Re: [PATCH 1/2] uprobes: document the usage of mm->mmap_lock

Posted by Masami Hiramatsu (Google) 1 year, 7 months ago

On Thu, 11 Jul 2024 11:49:40 +0200
Oleg Nesterov <oleg@redhat.com> wrote:

> On 07/11, Masami Hiramatsu wrote:
> >
> > On Wed, 10 Jul 2024 17:10:07 +0200
> > Oleg Nesterov <oleg@redhat.com> wrote:
> >
> > > > >  int uprobe_write_opcode(struct arch_uprobe *auprobe, struct mm_struct *mm,
> > > > > @@ -1046,7 +1046,12 @@ register_for_each_vma(struct uprobe *uprobe, struct uprobe_consumer *new)
> > > > >
> > > > >  		if (err && is_register)
> > > > >  			goto free;
> > > > > -
> > > > > +		/*
> > > > > +		 * We take mmap_lock for writing to avoid the race with
> > > > > +		 * find_active_uprobe(), install_breakpoint() must not
> > > > > +		 * make is_trap_at_addr() true right after find_uprobe()
> > > > > +		 * returns NULL.
> > > >
> 
> ...
> 
> > OK, but it seems we should write the above longer explanation here.
> > What about the comment like this?
> 
> Well, I am biased, but your version looks much more confusing to me...
> 
> > /*
> >  * We take mmap_lock for writing to avoid the race with
> >  * find_active_uprobe() and is_trap_at_adder() in reader
> >  * side.
> >  * If the reader, which hits a swbp and is handling it,
> >  * does not take mmap_lock for reading,
> 
> this looks as if the reader which hits a swbp takes mmap_lock for reading
> because of this race.
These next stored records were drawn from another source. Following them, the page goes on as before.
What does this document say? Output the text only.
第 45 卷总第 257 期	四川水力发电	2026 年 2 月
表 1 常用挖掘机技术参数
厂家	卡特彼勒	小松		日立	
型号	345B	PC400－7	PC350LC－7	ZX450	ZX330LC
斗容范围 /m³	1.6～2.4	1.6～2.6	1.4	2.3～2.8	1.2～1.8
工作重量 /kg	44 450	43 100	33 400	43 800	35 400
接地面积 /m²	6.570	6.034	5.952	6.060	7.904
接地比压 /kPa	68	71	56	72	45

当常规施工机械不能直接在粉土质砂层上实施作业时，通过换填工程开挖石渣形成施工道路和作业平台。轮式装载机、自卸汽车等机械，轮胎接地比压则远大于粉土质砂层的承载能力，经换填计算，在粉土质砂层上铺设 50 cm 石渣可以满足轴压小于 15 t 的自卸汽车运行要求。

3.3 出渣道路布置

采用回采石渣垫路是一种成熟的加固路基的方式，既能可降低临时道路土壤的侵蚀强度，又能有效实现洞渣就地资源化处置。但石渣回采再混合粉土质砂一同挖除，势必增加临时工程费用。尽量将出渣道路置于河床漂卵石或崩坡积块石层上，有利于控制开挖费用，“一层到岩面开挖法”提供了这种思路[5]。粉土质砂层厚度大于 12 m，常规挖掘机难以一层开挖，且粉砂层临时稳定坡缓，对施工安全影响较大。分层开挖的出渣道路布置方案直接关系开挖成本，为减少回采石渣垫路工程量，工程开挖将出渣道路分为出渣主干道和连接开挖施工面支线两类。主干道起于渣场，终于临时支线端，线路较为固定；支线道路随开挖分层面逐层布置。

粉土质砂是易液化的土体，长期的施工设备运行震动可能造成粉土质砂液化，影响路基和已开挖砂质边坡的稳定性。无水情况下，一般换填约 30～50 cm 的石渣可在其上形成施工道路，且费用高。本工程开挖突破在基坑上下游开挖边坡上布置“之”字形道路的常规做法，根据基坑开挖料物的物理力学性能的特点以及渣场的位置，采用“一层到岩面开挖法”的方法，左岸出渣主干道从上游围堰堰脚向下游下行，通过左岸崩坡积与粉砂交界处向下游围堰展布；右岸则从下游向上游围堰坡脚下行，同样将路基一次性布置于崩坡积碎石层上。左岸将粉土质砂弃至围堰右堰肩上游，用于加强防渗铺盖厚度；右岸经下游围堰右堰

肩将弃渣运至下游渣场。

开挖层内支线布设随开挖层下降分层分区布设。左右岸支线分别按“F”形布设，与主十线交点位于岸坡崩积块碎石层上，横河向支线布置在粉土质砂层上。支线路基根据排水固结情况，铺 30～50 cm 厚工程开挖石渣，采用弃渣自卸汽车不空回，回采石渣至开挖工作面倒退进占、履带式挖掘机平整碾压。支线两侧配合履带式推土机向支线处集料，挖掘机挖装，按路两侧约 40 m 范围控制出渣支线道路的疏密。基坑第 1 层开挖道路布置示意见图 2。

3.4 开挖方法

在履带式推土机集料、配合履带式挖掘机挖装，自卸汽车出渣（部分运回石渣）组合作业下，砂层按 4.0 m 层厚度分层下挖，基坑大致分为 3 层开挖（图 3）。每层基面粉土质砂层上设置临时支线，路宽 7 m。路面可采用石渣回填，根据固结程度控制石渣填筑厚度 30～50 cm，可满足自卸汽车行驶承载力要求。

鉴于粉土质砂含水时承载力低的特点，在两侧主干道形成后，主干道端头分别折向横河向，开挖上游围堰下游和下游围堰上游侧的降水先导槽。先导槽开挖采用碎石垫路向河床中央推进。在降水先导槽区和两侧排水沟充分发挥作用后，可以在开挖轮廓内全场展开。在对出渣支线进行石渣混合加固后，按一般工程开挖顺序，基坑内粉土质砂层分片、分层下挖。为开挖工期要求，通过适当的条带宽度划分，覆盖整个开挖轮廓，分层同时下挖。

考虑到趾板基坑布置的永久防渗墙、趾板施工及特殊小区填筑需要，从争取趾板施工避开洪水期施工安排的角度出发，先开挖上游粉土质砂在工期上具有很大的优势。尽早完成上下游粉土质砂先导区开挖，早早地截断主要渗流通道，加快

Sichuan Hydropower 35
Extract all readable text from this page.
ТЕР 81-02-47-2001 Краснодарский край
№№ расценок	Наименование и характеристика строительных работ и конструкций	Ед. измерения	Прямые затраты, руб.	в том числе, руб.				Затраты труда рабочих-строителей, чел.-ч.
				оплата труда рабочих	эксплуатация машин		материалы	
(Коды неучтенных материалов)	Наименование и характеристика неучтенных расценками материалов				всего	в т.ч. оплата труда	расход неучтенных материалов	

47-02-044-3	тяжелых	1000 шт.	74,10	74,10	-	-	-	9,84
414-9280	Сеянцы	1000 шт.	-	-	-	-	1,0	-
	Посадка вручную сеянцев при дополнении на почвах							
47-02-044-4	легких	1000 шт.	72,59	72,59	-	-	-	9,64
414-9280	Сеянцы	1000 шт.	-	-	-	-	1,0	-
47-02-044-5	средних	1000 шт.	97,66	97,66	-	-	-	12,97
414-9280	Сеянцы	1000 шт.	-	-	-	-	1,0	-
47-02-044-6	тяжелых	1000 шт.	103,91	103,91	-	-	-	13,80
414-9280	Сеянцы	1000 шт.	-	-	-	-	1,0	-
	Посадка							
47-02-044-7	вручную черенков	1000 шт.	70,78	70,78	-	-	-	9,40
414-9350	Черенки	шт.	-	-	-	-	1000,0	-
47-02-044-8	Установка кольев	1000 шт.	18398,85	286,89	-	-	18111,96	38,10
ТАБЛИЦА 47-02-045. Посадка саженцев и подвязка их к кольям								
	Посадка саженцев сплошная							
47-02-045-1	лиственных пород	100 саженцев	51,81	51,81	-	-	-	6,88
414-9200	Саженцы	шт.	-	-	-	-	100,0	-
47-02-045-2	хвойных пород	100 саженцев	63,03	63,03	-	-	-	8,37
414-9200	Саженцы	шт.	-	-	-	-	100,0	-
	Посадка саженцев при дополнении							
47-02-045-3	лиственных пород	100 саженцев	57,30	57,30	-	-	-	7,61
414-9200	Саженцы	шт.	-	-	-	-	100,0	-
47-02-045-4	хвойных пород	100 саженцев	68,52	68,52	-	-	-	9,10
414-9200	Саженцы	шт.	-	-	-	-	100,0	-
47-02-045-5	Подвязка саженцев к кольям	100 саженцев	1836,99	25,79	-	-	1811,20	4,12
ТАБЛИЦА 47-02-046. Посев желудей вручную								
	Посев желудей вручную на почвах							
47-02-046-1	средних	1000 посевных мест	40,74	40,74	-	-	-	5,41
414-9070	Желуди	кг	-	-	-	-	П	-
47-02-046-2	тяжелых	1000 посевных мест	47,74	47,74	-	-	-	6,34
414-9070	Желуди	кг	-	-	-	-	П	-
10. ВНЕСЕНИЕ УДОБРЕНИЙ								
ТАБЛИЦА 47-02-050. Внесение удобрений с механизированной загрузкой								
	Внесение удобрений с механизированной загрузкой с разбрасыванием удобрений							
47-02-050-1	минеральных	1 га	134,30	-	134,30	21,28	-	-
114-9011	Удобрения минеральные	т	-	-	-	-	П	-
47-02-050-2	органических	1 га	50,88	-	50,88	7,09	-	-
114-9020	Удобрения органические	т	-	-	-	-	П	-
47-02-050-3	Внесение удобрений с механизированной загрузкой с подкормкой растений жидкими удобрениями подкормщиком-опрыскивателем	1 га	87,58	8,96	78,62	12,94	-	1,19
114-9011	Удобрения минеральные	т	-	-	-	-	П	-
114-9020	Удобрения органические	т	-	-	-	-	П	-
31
No, find_active_uprobe() needs mmap_read_lock() for
> vma_lookup, get_user_pages, etc.

OK, so it is for looking up VMA. (But in the end, this rock protects both
the VMAs and uprobes, right?)

> 
> > it is possible
> >  * that find_active_uprobe() returns NULL (because
> >  * uprobe_unregister() removes uprobes right before that),
> >  * but is_trap_at_addr() can return true afterwards (because
> >  * another thread calls uprobe_register() on the same address).
>      ^^^^^^^^^^^^^^^
> We are the thread which called uprobe_register(), we are going to
> do install_breakpoint().

Ah, yes :)

What about this?

	 * We take mmap_lock for writing to avoid the race with
	 * find_active_uprobe(), which takes mmap_lock for reading.
	 * Thus this install_breakpoint() must not make
	 * is_trap_at_addr() true right after find_uprobe()
	 * returns NULL in find_active_uprobe().


> 
> And btw, not that I think this makes sense, but register_for_each_vma()
> could probably do
> 
> 	if (is_register)
> 		mmap_write_lock(mm);
> 	else
> 		mmap_read_lock(mm);

Agreed.

Thank you,

> 
> Oleg.
> 


-- 
Masami Hiramatsu (Google) <mhiramat@kernel.org>

Re: [PATCH 1/2] uprobes: document the usage of mm->mmap_lock

Posted by Oleg Nesterov 1 year, 7 months ago

On 07/11, Masami Hiramatsu wrote:
>
> What about this?
>
> 	 * We take mmap_lock for writing to avoid the race with
> 	 * find_active_uprobe(), which takes mmap_lock for reading.
> 	 * Thus this install_breakpoint() must not make
> 	 * is_trap_at_addr() true right after find_uprobe()
> 	 * returns NULL in find_active_uprobe().

Thanks! will change.

Oleg.